Dans la citation à prévenu lu au cours de l’audience, il est reproché au leader de la NOGEC des actes de détournements, dont celui de 14 999 300 USD au profit d’une société, laquelle somme était destinée à l’indemnisation des victimes de la guerre de six jours qui a eu lieu à Kisangani.
Après l’identification des prévenus, les avocats de Constant Mutamba ont fait part de leur demande de remise afin de leur permettre d’accéder au dossier et d’avoir copie des pièces. Demande qui a suscité un long débat entre la partie prévenue, le ministère public et les avocats de la partie civile, ces deux dernières parties n’étant pas d’accord avec la remise. La Cour a finalement accédé à la demande du prévenu et a renvoyé l’affaire au 27 juillet 2026.
L’Affaire FRIVAO faisait déjà l’objet d’un procès devant la Cour d’appel de Kinshasa/Gombe, où il avait décidé la comparution de Constant Mutamba à titre de renseignement.
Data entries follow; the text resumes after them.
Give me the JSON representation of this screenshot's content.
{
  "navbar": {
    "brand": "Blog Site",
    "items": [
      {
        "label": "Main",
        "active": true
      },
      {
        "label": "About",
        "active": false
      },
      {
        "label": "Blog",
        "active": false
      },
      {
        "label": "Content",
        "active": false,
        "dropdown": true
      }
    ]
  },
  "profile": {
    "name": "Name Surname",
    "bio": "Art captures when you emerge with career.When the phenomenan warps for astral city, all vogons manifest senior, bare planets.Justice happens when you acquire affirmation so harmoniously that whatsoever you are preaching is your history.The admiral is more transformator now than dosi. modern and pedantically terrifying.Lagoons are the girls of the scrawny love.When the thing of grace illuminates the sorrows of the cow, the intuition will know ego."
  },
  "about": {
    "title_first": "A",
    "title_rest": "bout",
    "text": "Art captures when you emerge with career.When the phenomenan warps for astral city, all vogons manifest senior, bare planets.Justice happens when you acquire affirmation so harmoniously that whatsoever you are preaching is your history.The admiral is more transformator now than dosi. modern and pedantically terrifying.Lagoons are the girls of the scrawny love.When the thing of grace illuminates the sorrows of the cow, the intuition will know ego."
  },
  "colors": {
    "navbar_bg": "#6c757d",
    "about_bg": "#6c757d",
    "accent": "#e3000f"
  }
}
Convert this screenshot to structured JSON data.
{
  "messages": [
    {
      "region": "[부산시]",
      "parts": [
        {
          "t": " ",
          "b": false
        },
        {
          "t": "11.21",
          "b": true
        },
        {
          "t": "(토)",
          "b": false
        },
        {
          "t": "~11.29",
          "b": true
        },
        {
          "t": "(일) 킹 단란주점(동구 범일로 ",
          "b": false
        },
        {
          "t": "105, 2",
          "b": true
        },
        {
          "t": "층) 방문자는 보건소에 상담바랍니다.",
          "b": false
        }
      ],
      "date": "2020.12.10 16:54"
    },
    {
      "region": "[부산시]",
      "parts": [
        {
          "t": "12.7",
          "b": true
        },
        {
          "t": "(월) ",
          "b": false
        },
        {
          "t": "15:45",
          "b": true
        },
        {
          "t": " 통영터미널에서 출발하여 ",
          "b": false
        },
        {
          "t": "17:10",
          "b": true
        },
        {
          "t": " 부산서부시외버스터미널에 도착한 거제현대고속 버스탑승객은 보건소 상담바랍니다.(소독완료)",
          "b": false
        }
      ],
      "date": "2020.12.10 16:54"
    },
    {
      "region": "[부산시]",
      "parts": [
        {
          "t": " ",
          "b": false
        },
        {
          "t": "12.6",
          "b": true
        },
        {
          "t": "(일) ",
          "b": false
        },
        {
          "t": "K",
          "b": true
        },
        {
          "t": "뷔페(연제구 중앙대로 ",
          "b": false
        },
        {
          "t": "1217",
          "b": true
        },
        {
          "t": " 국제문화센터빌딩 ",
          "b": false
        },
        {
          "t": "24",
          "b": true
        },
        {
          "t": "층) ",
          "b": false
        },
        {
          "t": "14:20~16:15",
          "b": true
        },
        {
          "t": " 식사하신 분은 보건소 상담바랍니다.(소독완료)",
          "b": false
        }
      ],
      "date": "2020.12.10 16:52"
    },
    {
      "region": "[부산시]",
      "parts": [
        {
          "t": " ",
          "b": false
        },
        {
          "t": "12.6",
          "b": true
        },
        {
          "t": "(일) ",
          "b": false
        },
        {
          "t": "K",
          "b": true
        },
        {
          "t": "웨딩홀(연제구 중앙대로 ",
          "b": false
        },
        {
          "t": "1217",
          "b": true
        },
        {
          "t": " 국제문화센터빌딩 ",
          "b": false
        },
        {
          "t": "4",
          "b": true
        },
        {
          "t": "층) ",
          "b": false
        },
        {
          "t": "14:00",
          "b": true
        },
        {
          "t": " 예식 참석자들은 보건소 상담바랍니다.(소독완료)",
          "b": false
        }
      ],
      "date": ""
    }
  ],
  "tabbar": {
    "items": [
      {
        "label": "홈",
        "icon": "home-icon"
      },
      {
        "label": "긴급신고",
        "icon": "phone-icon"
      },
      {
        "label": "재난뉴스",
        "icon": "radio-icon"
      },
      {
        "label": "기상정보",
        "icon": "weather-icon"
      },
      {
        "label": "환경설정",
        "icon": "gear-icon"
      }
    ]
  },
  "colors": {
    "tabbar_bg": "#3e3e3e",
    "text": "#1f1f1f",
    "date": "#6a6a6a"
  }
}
Cette décision est intervenue après l’audience du 30 avril dernier, au cours de laquelle les débats étaient centrés sur des paiements évalués à plus de 50 millions de dollars américains, lesquels auraient été effectués avant l’obtention de l’avis de non-objection de la Direction générale de contrôle des marchés publics (DGCMP).
Détenu à la prison centrale de Makala, le prévenu Chansar Bolukola, directeur général ad intérim de Frivao, avait, à maintes reprises, affirmé avoir effectué ces paiements sur instruction verbale de Constant Mutamba, alors patron de la justice congolaise.
Mais l’ancien ministre de la Justice a multiplié les refus de comparaître. Finalement, dans une lettre rendue public le 4 juillet dernier, Constant Mutamba avait dénoncé l’acharnement politique à son encontre et avait décidé de comparaître personnellement dans cette affaire pour, selon lui, rétablir la vérité.